武田百合子さんプロフィールUP

http://www.geocities.co.jp/Bookend-Yasunari/1951/Yuriko_Takeda/profile.htmlの転載です。今後はそちらで加筆修正していきます。


武田百合子さん

 夫で、武田泰淳という高名な作家(『ひかりごけ』や『富士』という小説が有名)が亡くなったあと、日記を発表した。その『富士日記』が評判になって、旅行記やエッセイを書いた。物書きとしてのデビューは51歳。

 百合子さんの文章はなんだか他にないもので、魅了される人が後を絶たない。かくいうわたしも高校生のときに出会い、夢中になった。



略 歴

 1925(大正14)年9月25日、横浜市生まれ。

 翌26年は昭和元年。したがって、昭和年間は昭和の年数と年齢がおなじである。

 昭和6(1931)年、のちに百合子さんについて語ったり、年譜を作成してくださる弟さん・修さんが誕生。

 生家は商業に携わる裕福なお家(うち)だった。

 1943(昭和18)年、横浜第二高等女学校を卒業。

 在学中に、同級生のはじめた同人誌『かひがら』に参加し、詩や文章を投稿。

 当時好きだった作家のひとりは江戸川乱歩


女学生のころを、ずーっと通して、私の一番愛読した本。古本屋で探しては、試験中のことも忘れはてて読み耽った、黒地に金粉をなすりつけたような表紙の××××だらけの本。東京の江戸川乱歩氏邸?(きっと東京にあるにちがいない)の方に向って遥拝。
富士日記』昭和40(1965)年7月29日より(乱歩逝去を知って)


 1945(昭和20)年、太平洋戦争(第二次世界大戦)で自宅を爆撃されるが、「奇跡的に生き延びる」(鈴木修さん『KAWADE夢ムック 文藝別冊 武田百合子』)。

 山梨県都留市田野倉にあった札金温泉(現在は移転?)の「一軒家の鉱泉宿」(同)に疎開


臆病者の二十歳の私は、自害など出来そうもないし、もうじきアメリカ兵が山まで上ってきたら、うわあと泣きながら人身御供になろう、と思った。
「あの頃」より(『遊覧日記』所収)


 横浜に戻ってからは、行商したり、東京の飲食店に勤めたりする。そこで13歳年上の武田泰淳さんと出会い、結婚。旧姓は鈴木であった。

 娘さんを育て、家事をしながら、泰淳さんの作家活動を支えた。
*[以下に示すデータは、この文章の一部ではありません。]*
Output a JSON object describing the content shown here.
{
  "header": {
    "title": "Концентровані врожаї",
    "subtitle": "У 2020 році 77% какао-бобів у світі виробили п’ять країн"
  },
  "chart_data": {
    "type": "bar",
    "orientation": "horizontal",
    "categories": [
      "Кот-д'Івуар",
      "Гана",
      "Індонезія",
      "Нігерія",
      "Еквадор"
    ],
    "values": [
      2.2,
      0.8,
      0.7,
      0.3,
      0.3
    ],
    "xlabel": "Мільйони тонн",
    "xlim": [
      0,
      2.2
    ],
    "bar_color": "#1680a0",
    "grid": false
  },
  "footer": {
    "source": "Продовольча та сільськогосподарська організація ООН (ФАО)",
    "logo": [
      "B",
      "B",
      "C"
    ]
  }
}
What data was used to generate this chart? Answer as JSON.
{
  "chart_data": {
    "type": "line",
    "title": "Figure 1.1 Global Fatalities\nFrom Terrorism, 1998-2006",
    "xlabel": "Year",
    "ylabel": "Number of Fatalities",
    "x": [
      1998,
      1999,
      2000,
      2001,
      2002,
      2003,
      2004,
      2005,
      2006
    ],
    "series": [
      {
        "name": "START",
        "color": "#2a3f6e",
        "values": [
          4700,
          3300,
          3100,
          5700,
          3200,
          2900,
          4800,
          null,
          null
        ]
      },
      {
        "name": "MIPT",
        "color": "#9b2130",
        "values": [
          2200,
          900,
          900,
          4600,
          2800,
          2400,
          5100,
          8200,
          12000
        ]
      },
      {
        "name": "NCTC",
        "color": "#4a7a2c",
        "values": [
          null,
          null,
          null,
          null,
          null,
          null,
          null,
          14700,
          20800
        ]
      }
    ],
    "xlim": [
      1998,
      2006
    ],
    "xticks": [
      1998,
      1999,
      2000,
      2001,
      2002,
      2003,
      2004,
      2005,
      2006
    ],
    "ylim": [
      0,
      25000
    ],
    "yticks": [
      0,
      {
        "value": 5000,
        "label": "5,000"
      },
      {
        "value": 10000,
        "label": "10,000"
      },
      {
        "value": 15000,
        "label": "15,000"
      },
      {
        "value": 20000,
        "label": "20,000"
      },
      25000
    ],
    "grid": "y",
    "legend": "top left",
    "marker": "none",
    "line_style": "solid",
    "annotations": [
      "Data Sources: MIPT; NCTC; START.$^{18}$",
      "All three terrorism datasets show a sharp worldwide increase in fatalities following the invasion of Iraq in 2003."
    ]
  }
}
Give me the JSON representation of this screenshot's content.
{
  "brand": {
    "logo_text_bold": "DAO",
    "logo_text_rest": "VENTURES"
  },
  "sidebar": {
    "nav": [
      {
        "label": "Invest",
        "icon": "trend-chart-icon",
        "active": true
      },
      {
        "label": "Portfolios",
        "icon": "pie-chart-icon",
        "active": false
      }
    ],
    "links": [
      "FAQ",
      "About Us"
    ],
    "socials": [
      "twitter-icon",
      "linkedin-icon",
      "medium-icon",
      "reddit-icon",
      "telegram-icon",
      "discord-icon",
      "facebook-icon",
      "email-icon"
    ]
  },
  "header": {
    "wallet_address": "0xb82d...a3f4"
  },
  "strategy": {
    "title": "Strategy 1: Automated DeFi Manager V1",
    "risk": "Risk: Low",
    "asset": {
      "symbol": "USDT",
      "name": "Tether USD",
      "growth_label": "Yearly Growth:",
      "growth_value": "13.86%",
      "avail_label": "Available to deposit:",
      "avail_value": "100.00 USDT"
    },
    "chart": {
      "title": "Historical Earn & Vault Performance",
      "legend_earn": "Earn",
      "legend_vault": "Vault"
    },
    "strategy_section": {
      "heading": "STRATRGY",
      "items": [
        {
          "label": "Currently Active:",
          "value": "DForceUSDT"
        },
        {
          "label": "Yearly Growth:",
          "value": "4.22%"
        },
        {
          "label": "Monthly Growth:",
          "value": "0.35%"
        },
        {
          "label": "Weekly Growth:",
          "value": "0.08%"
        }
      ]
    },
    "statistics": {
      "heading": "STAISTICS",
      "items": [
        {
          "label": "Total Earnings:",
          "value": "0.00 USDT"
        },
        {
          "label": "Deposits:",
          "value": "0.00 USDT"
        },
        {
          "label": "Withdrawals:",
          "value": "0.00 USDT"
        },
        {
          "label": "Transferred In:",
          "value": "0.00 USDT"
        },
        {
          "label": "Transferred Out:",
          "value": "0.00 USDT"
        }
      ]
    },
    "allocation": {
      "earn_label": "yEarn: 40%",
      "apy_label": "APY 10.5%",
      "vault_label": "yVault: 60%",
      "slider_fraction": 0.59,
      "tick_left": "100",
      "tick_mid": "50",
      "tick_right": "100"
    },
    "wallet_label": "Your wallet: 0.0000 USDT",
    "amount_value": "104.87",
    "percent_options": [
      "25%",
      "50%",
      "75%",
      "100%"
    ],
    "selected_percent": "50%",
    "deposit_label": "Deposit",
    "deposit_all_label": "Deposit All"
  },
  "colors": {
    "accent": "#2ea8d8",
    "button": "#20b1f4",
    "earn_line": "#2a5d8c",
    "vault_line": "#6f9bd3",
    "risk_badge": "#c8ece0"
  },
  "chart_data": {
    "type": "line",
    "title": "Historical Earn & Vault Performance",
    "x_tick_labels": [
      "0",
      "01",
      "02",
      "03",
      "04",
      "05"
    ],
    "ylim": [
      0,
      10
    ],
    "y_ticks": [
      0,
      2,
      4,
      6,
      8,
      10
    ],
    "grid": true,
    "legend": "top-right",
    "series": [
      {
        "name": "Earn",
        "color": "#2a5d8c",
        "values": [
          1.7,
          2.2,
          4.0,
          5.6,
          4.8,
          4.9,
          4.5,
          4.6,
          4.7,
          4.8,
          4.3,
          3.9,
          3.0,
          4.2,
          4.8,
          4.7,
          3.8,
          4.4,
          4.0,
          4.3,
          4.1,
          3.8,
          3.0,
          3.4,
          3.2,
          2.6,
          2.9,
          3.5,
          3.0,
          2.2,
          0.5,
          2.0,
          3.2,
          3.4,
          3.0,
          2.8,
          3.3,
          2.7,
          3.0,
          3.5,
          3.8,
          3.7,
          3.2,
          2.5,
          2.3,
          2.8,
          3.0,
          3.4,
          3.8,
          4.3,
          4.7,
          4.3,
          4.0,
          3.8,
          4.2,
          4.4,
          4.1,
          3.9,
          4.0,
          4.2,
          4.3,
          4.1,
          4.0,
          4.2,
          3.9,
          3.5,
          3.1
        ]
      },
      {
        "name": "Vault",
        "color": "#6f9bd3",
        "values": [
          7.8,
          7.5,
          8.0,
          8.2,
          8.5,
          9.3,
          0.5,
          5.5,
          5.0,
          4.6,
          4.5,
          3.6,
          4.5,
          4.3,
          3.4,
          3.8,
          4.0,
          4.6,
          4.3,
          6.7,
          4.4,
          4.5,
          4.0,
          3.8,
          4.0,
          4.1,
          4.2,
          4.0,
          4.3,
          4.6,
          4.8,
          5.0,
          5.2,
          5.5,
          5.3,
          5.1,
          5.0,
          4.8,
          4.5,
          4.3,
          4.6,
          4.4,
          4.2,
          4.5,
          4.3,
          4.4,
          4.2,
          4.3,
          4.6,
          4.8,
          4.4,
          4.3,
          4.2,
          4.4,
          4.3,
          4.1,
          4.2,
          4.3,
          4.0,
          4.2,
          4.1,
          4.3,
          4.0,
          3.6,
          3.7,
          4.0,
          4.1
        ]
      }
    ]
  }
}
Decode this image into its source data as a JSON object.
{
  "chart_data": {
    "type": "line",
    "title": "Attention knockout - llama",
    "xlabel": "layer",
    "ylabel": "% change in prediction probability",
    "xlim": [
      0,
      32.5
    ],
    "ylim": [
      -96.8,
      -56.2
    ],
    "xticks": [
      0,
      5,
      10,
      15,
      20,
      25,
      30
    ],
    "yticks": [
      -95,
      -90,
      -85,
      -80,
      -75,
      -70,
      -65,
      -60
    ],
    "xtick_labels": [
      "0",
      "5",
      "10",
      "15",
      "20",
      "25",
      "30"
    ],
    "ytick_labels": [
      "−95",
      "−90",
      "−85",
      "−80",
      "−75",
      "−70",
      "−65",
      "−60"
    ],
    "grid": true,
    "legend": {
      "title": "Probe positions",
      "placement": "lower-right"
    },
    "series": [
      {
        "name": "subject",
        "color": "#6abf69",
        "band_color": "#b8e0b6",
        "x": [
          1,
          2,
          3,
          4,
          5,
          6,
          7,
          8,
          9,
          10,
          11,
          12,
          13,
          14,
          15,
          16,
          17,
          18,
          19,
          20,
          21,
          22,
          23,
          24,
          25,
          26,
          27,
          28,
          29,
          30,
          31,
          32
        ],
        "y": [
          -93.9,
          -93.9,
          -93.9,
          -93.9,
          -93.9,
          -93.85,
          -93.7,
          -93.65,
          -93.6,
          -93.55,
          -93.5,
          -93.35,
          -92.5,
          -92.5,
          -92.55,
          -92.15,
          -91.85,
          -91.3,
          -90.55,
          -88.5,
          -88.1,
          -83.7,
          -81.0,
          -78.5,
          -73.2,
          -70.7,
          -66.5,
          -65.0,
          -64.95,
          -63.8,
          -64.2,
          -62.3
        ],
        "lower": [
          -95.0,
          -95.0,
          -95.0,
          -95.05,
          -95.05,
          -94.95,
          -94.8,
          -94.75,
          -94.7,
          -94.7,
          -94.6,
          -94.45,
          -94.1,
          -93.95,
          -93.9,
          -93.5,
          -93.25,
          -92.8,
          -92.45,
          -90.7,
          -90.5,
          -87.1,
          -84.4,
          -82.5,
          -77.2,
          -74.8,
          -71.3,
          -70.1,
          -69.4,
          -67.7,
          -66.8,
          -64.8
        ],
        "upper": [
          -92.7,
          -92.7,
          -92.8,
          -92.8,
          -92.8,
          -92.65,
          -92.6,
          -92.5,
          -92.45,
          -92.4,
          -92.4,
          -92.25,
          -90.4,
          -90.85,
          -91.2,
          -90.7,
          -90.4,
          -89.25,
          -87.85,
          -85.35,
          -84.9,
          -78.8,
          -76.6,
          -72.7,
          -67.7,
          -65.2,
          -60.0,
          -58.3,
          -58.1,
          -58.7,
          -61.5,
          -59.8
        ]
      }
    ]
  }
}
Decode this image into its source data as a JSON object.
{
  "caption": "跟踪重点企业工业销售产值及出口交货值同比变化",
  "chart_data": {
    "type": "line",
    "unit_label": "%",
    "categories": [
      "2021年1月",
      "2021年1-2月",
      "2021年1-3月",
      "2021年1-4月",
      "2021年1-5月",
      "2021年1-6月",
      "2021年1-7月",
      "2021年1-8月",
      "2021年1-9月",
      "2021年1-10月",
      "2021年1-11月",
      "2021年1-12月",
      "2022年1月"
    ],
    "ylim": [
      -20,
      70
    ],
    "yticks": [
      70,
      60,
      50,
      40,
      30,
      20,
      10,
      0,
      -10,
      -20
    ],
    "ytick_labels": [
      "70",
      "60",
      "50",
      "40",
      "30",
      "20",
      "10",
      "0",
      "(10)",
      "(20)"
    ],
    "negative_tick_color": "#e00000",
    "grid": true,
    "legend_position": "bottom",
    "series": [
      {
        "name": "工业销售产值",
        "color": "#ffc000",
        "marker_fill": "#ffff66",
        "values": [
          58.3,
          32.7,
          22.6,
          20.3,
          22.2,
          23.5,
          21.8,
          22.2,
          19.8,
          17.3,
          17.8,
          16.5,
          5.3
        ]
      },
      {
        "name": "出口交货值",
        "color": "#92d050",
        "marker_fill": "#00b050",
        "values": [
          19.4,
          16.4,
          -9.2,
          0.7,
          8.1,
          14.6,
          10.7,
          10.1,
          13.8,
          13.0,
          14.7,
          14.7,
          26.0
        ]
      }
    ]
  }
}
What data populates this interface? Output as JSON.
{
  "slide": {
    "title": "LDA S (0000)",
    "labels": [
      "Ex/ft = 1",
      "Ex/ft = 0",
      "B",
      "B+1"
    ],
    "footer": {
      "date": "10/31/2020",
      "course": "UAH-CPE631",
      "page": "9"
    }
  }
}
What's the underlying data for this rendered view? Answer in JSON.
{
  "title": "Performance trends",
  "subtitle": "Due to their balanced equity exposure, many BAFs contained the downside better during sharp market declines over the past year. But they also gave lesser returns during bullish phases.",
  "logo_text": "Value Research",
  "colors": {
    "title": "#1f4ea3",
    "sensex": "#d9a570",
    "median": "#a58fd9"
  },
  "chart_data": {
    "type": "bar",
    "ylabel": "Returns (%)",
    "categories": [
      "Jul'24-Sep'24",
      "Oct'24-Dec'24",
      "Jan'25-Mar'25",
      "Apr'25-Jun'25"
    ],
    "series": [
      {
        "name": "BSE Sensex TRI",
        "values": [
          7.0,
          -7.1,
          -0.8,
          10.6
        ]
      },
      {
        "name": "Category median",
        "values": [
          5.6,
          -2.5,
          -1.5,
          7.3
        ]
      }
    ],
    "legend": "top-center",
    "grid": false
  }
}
たとえば、自動車の運転免許を取得して送迎、家に来た編集者をもてなしたり、資料の整理、泰淳さんが口述したものを筆記をしたり、文章を書き、絵を描いて泰淳さんに協力。

 なお、百合子さんは写真で見ると、目の大きなたいへん美しい人である。また、前髪を垂らし、黒い髪をひとつにまとめていたり、晩年の短いヘアスタイルもよく似合っている。服には豹柄だったり、「白い光る服」で「宇宙探検隊みたい」なものもあった(『犬が星見た』6月27日)。個性的で、百合子さんらしい印象を受ける。百合子さんは映った写真を見ると、ますますファンになる作家の一人である。

 1976(昭和51)年、泰淳さん逝去。

 文芸誌『海』(中央公論社)の追悼特集に、泰淳さんに言われて書いていた日記を発表。これには泰淳さんや娘の花さんの日記も含まれている(『富士日記』)。

 ついで、泰淳さん、竹内好さんとのロシア(当時はソ連)・北欧旅行の日記を発表(『犬が星見た』)し、読売文学賞(紀行部門)受賞。

 その後も雑誌や本に文章を書く。

 百合子さんの著者名で刊行された単行本は、上記のほかに『ことばの食卓』『遊覧日記』『日日雑記』。現在のところ、本はこれしかない。百合子さんは寡作とも言われた。しかし、本に収録されなかったものが随分ある。また、対談や鼎談、談話、インタビューもおもしろい。

 1993(平成3)年5月27日、逝去。享年67歳。

 お墓は京都・知恩院の、生前に泰淳さんが書いた「泰淳 百合子比翼之地」という碑ではないだろうか。

 翌1994年9月、村松友友視(示見)さんの『百合子さんは何色 武田百合子への旅』が刊行される。この本によって、百合子さんが10代のとき、詩を書いていたことや、逝去後、遺言により原稿や日記帳、ノートなどが焼却されたことなどが広く知られた。

 同年10月、『武田百合子全作品』全7巻の刊行開始。これは全集ではなく、単行本の再録である。

 それから10年後の2004年、『KAWADE夢ムック 文藝別冊 武田百合子 天衣無縫の文章家』が刊行された。これは逝去後、はじめての大きな特集である。

 写真家・エッセイストとして活躍されている武田花さんはお嬢さん。